Amid all the controversy about whether older Americans who haven’t yet signed up for the Medicare drug benefit should owe a penalty, an even bigger story has been overshadowed: the drug benefit so far
isn’t working for many low-income older and disabled Americans—the people who stand to gain the most from the program.
By late April, only about 1.7 million million low-income beneficiaries who qualify for special subsidies had signed up and been approved for the program. According to the Department of Health and Human Services, 3.2 million eligible Americans are not receiving the drug subsidies; Families USA, a non-profit advocacy group, estimates that 5.5 million older and disabled beneficiaries fall into this category. No matter which estimate is more accurate, most of the seniors who aren’t enrolled in the drug benefit almost certainly fall into this gap.
Low-income Medicare beneficiaries with incomes just above the poverty line can receive “Extra Help” subsidies that reduce or eliminate plan premiums and co-payments for drugs. Older Americans who qualify for these subsidies lower dramatically the cost of their prescription drugs. The Centers for Medicaid and Medicare Services, for instance, projected in 2005 that beneficiaries who received the subsidies would spend $170 out of pocket, compared to $1,122 for seniors who didn’t receive this assistance.
Sensibly, the administration has allowed these low-income seniors to enroll continuously after the May 15 th deadline and will waive any late enrollment penalties through 2006. It should go further and consider eliminating the asset test that is preventing the majority of seniors with low incomes from receiving the subsidies.
Holding assets of more than $11,500—which include those readily convertible to cash such as stocks, bonds, mutual funds, IRAs, or equity in real estate–disqualifies seniors for subsidies. An even lower limit applies for the most generous subsidies. Fewer than one in three Medicare beneficiaries who have applied have been approved. UCLA School of Public Health professor Thomas Rice estimates that over half of those who have been denied have failed to pass the asset test. Of these, the majority exceed the amount of allowable assets by less than $35,000. Moreover, the application materials include questions about excludable assets like burial plots and insurance policies that appear further to have confused potential qualifiers.

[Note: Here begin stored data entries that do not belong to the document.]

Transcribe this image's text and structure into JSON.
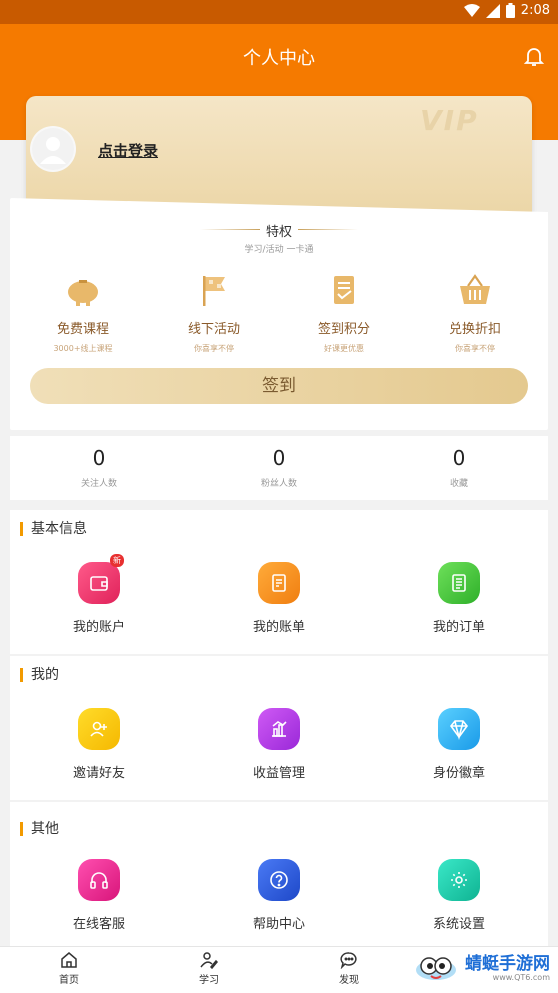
{
  "status_bar": {
    "time": "2:08",
    "wifi_icon": "wifi-icon",
    "signal_icon": "signal-icon",
    "battery_icon": "battery-icon"
  },
  "header": {
    "title": "个人中心",
    "bell_icon": "bell-icon",
    "accent": "#f57a00"
  },
  "card": {
    "login_text": "点击登录",
    "vip_mark": "VIP"
  },
  "privileges": {
    "title": "特权",
    "subtitle": "学习/活动 一卡通",
    "items": [
      {
        "label": "免费课程",
        "sub": "3000+线上课程",
        "icon": "piggy-bank-icon"
      },
      {
        "label": "线下活动",
        "sub": "你喜享不停",
        "icon": "flag-icon"
      },
      {
        "label": "签到积分",
        "sub": "好课更优惠",
        "icon": "checklist-icon"
      },
      {
        "label": "兑换折扣",
        "sub": "你喜享不停",
        "icon": "basket-icon"
      }
    ],
    "sign_button": "签到"
  },
  "stats": [
    {
      "value": "0",
      "label": "关注人数"
    },
    {
      "value": "0",
      "label": "粉丝人数"
    },
    {
      "value": "0",
      "label": "收藏"
    }
  ],
  "sections": {
    "basic": {
      "title": "基本信息",
      "items": [
        {
          "label": "我的账户",
          "icon": "wallet-icon",
          "badge": "新",
          "color": "#e8336b"
        },
        {
          "label": "我的账单",
          "icon": "bill-icon",
          "color": "#f5921e"
        },
        {
          "label": "我的订单",
          "icon": "order-icon",
          "color": "#3fc23a"
        }
      ]
    },
    "mine": {
      "title": "我的",
      "items": [
        {
          "label": "邀请好友",
          "icon": "add-user-icon",
          "color": "#f8c300"
        },
        {
          "label": "收益管理",
          "icon": "chart-icon",
          "color": "#b03be0"
        },
        {
          "label": "身份徽章",
          "icon": "diamond-icon",
          "color": "#2ab0f0"
        }
      ]
    },
    "other": {
      "title": "其他",
      "items": [
        {
          "label": "在线客服",
          "icon": "headphones-icon",
          "color": "#e8288c"
        },
        {
          "label": "帮助中心",
          "icon": "help-icon",
          "color": "#2d5de0"
        },
        {
          "label": "系统设置",
          "icon": "settings-icon",
          "color": "#15c7a8"
        }
      ]
    }
  },
  "nav": [
    {
      "label": "首页",
      "icon": "home-icon"
    },
    {
      "label": "学习",
      "icon": "study-icon"
    },
    {
      "label": "发现",
      "icon": "discover-icon"
    }
  ],
  "watermark": {
    "text": "蜻蜓手游网",
    "url": "www.QT6.com"
  }
}
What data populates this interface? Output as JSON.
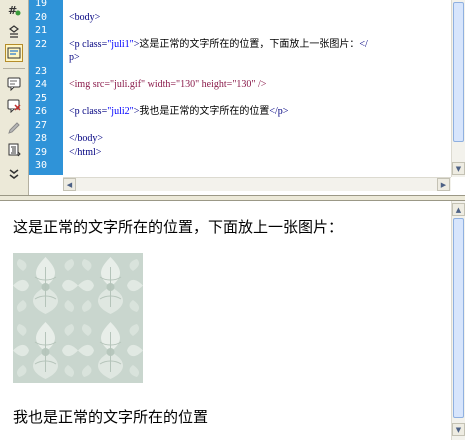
{
  "toolbar": {
    "buttons": [
      {
        "icon": "hash-icon"
      },
      {
        "icon": "snippet-icon"
      },
      {
        "icon": "wrap-tag-icon",
        "active": true
      },
      {
        "icon": "comment-icon"
      },
      {
        "icon": "remove-comment-icon"
      },
      {
        "icon": "pencil-icon"
      },
      {
        "icon": "format-source-icon"
      },
      {
        "icon": "expand-icon"
      }
    ]
  },
  "code": {
    "gutter_color": "#2f93d8",
    "lines": [
      {
        "num": "19",
        "text": ""
      },
      {
        "num": "20",
        "text": "<body>",
        "cls": "navy"
      },
      {
        "num": "21",
        "text": ""
      },
      {
        "num": "22",
        "parts": [
          {
            "t": "<p class=",
            "c": "navy"
          },
          {
            "t": "\"juli1\"",
            "c": "str"
          },
          {
            "t": ">",
            "c": "navy"
          },
          {
            "t": "这是正常的文字所在的位置，下面放上一张图片：",
            "c": "txt"
          },
          {
            "t": "</",
            "c": "navy"
          }
        ]
      },
      {
        "num": "",
        "text": "p>",
        "cls": "navy"
      },
      {
        "num": "23",
        "text": ""
      },
      {
        "num": "24",
        "text": "<img src=\"juli.gif\" width=\"130\" height=\"130\" />",
        "cls": "purple"
      },
      {
        "num": "25",
        "text": ""
      },
      {
        "num": "26",
        "parts": [
          {
            "t": "<p class=",
            "c": "navy"
          },
          {
            "t": "\"juli2\"",
            "c": "str"
          },
          {
            "t": ">",
            "c": "navy"
          },
          {
            "t": "我也是正常的文字所在的位置",
            "c": "txt"
          },
          {
            "t": "</p>",
            "c": "navy"
          }
        ]
      },
      {
        "num": "27",
        "text": ""
      },
      {
        "num": "28",
        "text": "</body>",
        "cls": "navy"
      },
      {
        "num": "29",
        "text": "</html>",
        "cls": "navy"
      },
      {
        "num": "30",
        "text": ""
      }
    ]
  },
  "design": {
    "paragraph1": "这是正常的文字所在的位置，下面放上一张图片：",
    "paragraph2": "我也是正常的文字所在的位置",
    "image": {
      "src": "juli.gif",
      "width": 130,
      "height": 130
    }
  }
}
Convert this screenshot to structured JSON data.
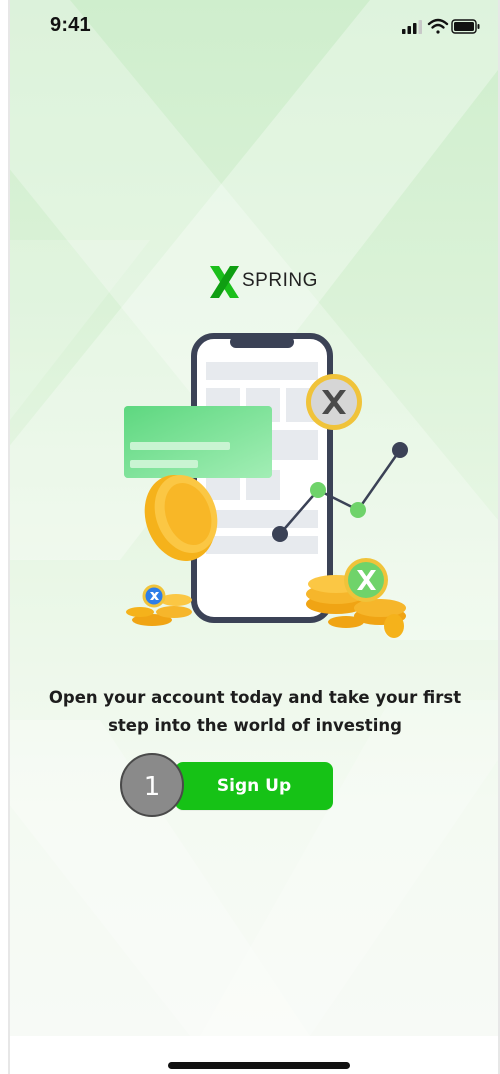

William Novelli, the CEO of AARP, wrote a letter in late April to CMS administrator Mark McClellan urging him to end the asset test, calling it “cumbersome and unnecessary.” McClellan thus far has demurred on this point, questioning whether his agency has the authority to waive the requirement and whether the application form is truly onerous.
It would be easy to let this issue slide because overall enrollment in the drug benefit has been substantial and because lower-income Americans are especially difficult to enroll in government programs. But it is important to follow through. The mechanism for automatic enrollment for low-income beneficiaries based on their tax returns is readily available. This group is greatly in need of financial protections and has the most pressing health needs. For that reason, making these subsidies available to needy Medicare beneficiaries was the main motive for those who supported the legislation containing the drug benefit despite its other manifest flaws. The issue should remain on the front burner.